April 22nd, 2007 by Stanley Scism


Psalm 12:7-8; Proverbs 4:14-15; Matthew 26:41; Luke 11:4;
Romans 13:14; 1 Corinthians 10:12; 2 Corinthians 11:14; Ephesians 4:27; James 1:14; 1 Peter 5:8-9; 1 John 2:15-16

My father hunted.  I don’t hunt.  I sleep during hunting trips.  Mom would bundle me up in, as Bill Cosby would say, 27 snow suits, until I had so many clothes on that I looked and moved like a teddy bear.  I’d toddle over to the jeep, sit next to my dad, who drove, with my feet tangled up in the gear boxes, and promptly fall asleep.  He’d wake me when the trip ended.  Once I slept serenely while he fired twice from his jeep seat.  Never woke up.

Once, too tired even for a jeep-sleep, I declined a hunting invitation.  That night he shot two leopards, probably husband and wife.
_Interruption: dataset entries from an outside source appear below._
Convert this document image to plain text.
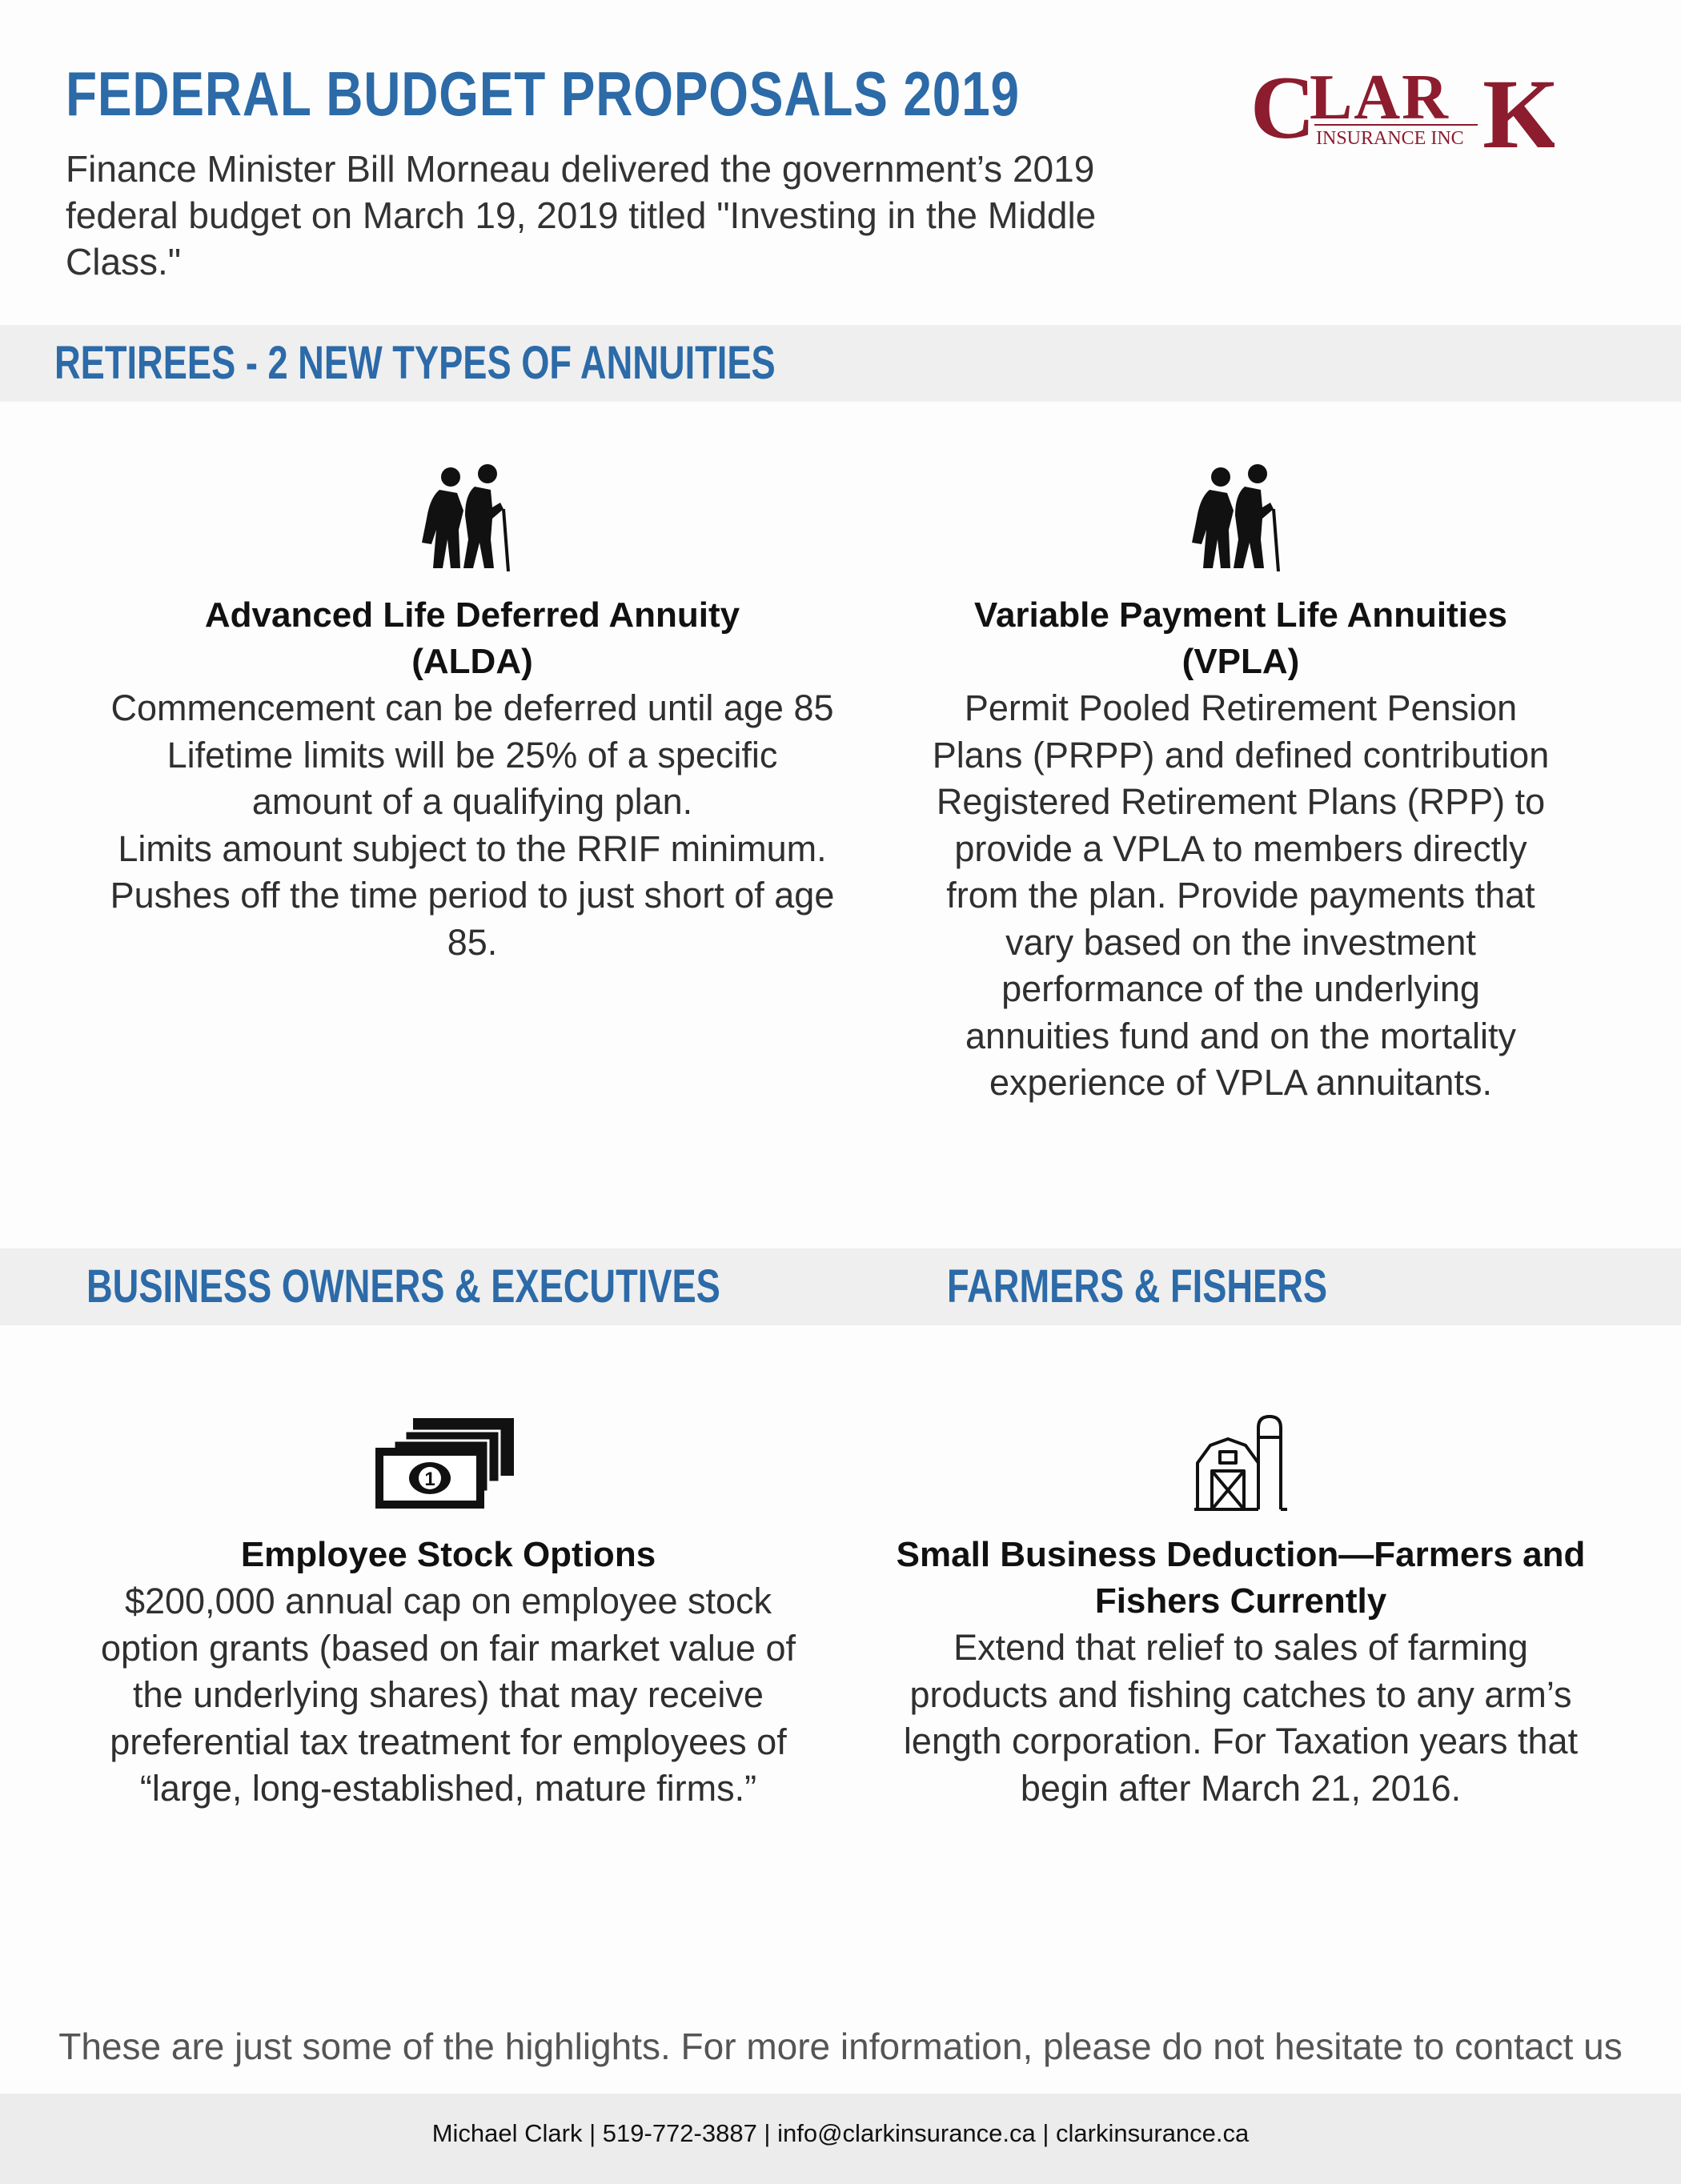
FEDERAL BUDGET PROPOSALS 2019
Finance Minister Bill Morneau delivered the government’s 2019 federal budget on March 19, 2019 titled "Investing in the Middle Class."
C
LAR K
INSURANCE INC
RETIREES - 2 NEW TYPES OF ANNUITIES
Advanced Life Deferred Annuity
(ALDA)

Commencement can be deferred until age 85
Lifetime limits will be 25% of a specific
amount of a qualifying plan.
Limits amount subject to the RRIF minimum.
Pushes off the time period to just short of age
85.

Variable Payment Life Annuities
(VPLA)

Permit Pooled Retirement Pension
Plans (PRPP) and defined contribution
Registered Retirement Plans (RPP) to
provide a VPLA to members directly
from the plan. Provide payments that
vary based on the investment
performance of the underlying
annuities fund and on the mortality
experience of VPLA annuitants.

BUSINESS OWNERS & EXECUTIVES	FARMERS & FISHERS
1
Employee Stock Options

$200,000 annual cap on employee stock
option grants (based on fair market value of
the underlying shares) that may receive
preferential tax treatment for employees of
“large, long-established, mature firms.”

Small Business Deduction—Farmers and
Fishers Currently

Extend that relief to sales of farming
products and fishing catches to any arm’s
length corporation. For Taxation years that
begin after March 21, 2016.

These are just some of the highlights. For more information, please do not hesitate to contact us
Michael Clark | 519-772-3887 | info@clarkinsurance.ca | clarkinsurance.ca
When these heartless hunters return, I see the glass-eyed deer in the net at the back of the jeep, and feel sorry for them.  Of course, after the hunters have winched them up and take off their (the deer’s, not the hunter’s) skin, I’ll willingly slice off some meat and roast it in the fire.  So will I still.  Just invite me over when you’re having venison steak, roast, stew or burgers.
 
Once in Montana I visited several different churches over the space of ten days and EVERY family served venison.  I thought I’d died and gone to Heaven.  Of course, that wouldn’t be a deer heaven.
The song “Peace In the Valley” says “the wolf will be tender…”  Does that mean we wolf down wolf in the New Jerusalem.  I don’t think so.
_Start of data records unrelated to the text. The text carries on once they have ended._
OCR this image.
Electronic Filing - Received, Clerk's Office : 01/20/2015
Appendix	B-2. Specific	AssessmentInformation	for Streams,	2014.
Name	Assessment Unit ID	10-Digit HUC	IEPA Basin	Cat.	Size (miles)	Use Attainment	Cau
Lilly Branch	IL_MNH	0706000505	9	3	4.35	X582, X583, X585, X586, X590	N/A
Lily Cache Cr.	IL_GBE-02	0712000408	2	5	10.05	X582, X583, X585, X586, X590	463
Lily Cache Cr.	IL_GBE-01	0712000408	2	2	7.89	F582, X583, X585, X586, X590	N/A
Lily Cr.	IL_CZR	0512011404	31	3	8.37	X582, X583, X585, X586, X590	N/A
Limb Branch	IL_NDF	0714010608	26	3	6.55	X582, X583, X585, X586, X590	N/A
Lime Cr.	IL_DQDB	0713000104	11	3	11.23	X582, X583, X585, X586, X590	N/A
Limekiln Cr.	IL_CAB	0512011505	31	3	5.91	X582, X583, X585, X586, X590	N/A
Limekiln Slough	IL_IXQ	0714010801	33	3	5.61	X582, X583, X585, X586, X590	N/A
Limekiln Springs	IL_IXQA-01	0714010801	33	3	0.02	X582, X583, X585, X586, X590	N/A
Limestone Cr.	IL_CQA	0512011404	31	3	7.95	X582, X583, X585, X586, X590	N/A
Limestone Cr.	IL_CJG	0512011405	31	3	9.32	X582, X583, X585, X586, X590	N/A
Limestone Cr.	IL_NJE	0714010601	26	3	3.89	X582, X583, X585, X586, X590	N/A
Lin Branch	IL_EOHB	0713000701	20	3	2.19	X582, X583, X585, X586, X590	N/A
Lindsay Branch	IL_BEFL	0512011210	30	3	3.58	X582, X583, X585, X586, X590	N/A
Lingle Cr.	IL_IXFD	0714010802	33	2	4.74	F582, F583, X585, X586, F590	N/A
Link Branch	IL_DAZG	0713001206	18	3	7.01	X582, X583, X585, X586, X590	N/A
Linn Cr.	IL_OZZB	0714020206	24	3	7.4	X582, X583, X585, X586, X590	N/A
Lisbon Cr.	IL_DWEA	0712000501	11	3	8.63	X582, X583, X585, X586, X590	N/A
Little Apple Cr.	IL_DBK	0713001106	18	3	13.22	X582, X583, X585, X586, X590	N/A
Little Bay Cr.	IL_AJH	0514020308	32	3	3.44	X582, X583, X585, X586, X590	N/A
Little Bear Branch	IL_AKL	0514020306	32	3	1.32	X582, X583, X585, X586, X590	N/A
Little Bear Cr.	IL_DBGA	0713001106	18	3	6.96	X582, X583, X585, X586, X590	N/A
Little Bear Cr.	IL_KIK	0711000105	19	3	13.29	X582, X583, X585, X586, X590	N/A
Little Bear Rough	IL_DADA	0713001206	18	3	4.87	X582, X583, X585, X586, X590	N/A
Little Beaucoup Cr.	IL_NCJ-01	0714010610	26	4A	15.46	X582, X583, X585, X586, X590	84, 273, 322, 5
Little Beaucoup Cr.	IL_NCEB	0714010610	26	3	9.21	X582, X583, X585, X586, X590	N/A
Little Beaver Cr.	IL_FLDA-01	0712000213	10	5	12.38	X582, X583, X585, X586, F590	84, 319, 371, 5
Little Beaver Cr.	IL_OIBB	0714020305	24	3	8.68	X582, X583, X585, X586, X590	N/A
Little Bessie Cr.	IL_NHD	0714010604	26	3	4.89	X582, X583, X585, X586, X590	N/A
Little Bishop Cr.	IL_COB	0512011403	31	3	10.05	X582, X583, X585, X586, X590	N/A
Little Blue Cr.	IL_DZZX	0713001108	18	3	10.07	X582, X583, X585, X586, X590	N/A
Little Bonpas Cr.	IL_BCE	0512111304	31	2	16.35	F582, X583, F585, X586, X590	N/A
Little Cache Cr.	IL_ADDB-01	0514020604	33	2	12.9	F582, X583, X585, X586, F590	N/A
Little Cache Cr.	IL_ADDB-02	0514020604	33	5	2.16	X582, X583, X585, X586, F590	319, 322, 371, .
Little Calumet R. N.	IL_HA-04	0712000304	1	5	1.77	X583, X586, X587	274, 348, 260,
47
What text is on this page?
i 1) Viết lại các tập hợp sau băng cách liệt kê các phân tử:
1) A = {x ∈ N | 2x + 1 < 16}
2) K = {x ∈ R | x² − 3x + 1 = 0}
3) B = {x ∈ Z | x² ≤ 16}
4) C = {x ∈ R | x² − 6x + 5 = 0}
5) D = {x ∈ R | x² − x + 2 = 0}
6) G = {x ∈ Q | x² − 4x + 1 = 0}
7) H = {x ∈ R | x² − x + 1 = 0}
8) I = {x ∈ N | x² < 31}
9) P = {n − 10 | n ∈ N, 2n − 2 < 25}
“The lion will lie down by the lamb, oh yes.”  But that’s a normal lion, not the Lion of Judah or the roaring lion seeking whom he may devour.  That last is Satan, whom we are to resist, firm in faith.

Watch soberly.  When you hunt lion or leopard or tiger, you are also the hunted.  My dad can tell you stories about that—watching the bait from the machaan, and suddenly discovering that the big cat supposed to be eating the bait is instead crouching behind, contemplating you.
Satan, unlike an ordinary lion, can disguise himself as an angel of light.  This wolf in sheep’s clothing isn’t tender, but will just be well-done someday eternally—a rare thing.  So give no medium—no foothold—to the devil.
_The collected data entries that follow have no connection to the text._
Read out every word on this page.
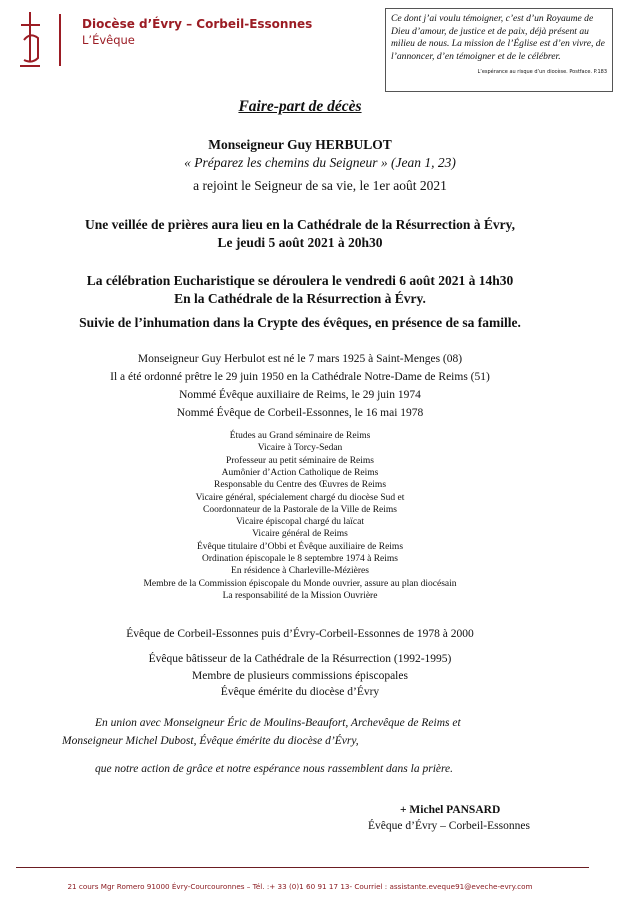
Diocèse d’Évry – Corbeil-Essonnes
L’Évêque
Ce dont j’ai voulu témoigner, c’est d’un Royaume de Dieu d’amour, de justice et de paix, déjà présent au milieu de nous. La mission de l’Église est d’en vivre, de l’annoncer, d’en témoigner et de le célébrer.
L’espérance au risque d’un diocèse. Postface. P.183
Faire-part de décès
Monseigneur Guy HERBULOT
« Préparez les chemins du Seigneur » (Jean 1, 23)
a rejoint le Seigneur de sa vie, le 1er août 2021
Une veillée de prières aura lieu en la Cathédrale de la Résurrection à Évry,
Le jeudi 5 août 2021 à 20h30
La célébration Eucharistique se déroulera le vendredi 6 août 2021 à 14h30
En la Cathédrale de la Résurrection à Évry.
Suivie de l’inhumation dans la Crypte des évêques, en présence de sa famille.
Monseigneur Guy Herbulot est né le 7 mars 1925 à Saint-Menges (08)
Il a été ordonné prêtre le 29 juin 1950 en la Cathédrale Notre-Dame de Reims (51)
Nommé Évêque auxiliaire de Reims, le 29 juin 1974
Nommé Évêque de Corbeil-Essonnes, le 16 mai 1978
Études au Grand séminaire de Reims
Vicaire à Torcy-Sedan
Professeur au petit séminaire de Reims
Aumônier d’Action Catholique de Reims
Responsable du Centre des Œuvres de Reims
Vicaire général, spécialement chargé du diocèse Sud et
Coordonnateur de la Pastorale de la Ville de Reims
Vicaire épiscopal chargé du laïcat
Vicaire général de Reims
Évêque titulaire d’Obbi et Évêque auxiliaire de Reims
Ordination épiscopale le 8 septembre 1974 à Reims
En résidence à Charleville-Mézières
Membre de la Commission épiscopale du Monde ouvrier, assure au plan diocésain
La responsabilité de la Mission Ouvrière
Évêque de Corbeil-Essonnes puis d’Évry-Corbeil-Essonnes de 1978 à 2000
Évêque bâtisseur de la Cathédrale de la Résurrection (1992-1995)
Membre de plusieurs commissions épiscopales
Évêque émérite du diocèse d’Évry
En union avec Monseigneur Éric de Moulins-Beaufort, Archevêque de Reims et
Monseigneur Michel Dubost, Évêque émérite du diocèse d’Évry,
que notre action de grâce et notre espérance nous rassemblent dans la prière.
+ Michel PANSARD
Évêque d’Évry – Corbeil-Essonnes
21 cours Mgr Romero 91000 Évry-Courcouronnes – Tél. :+ 33 (0)1 60 91 17 13- Courriel : assistante.eveque91@eveche-evry.com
For starters, don’t love the world system or its components.  Everything in it—bodily and visual desires and human pride, come not from God, but from the world system.  The bad old days produced the bad old order, but God protects and guards us during these times.  On every side evil prowls and vileness preens, but we won’t walk that way even one footstep.  We’ll take another route.
We must watch.  (You can observe a lot just by watching.)  We must pray that we don’t succumb to temptation.  Our inner person wants to do right, but bodily desires get in the way, tempt and entice us.  Provide no way for these desires to reach gratification.  If you say you have no problem with this, take special care that you don’t embarrass yourself by falling in precisely this problem.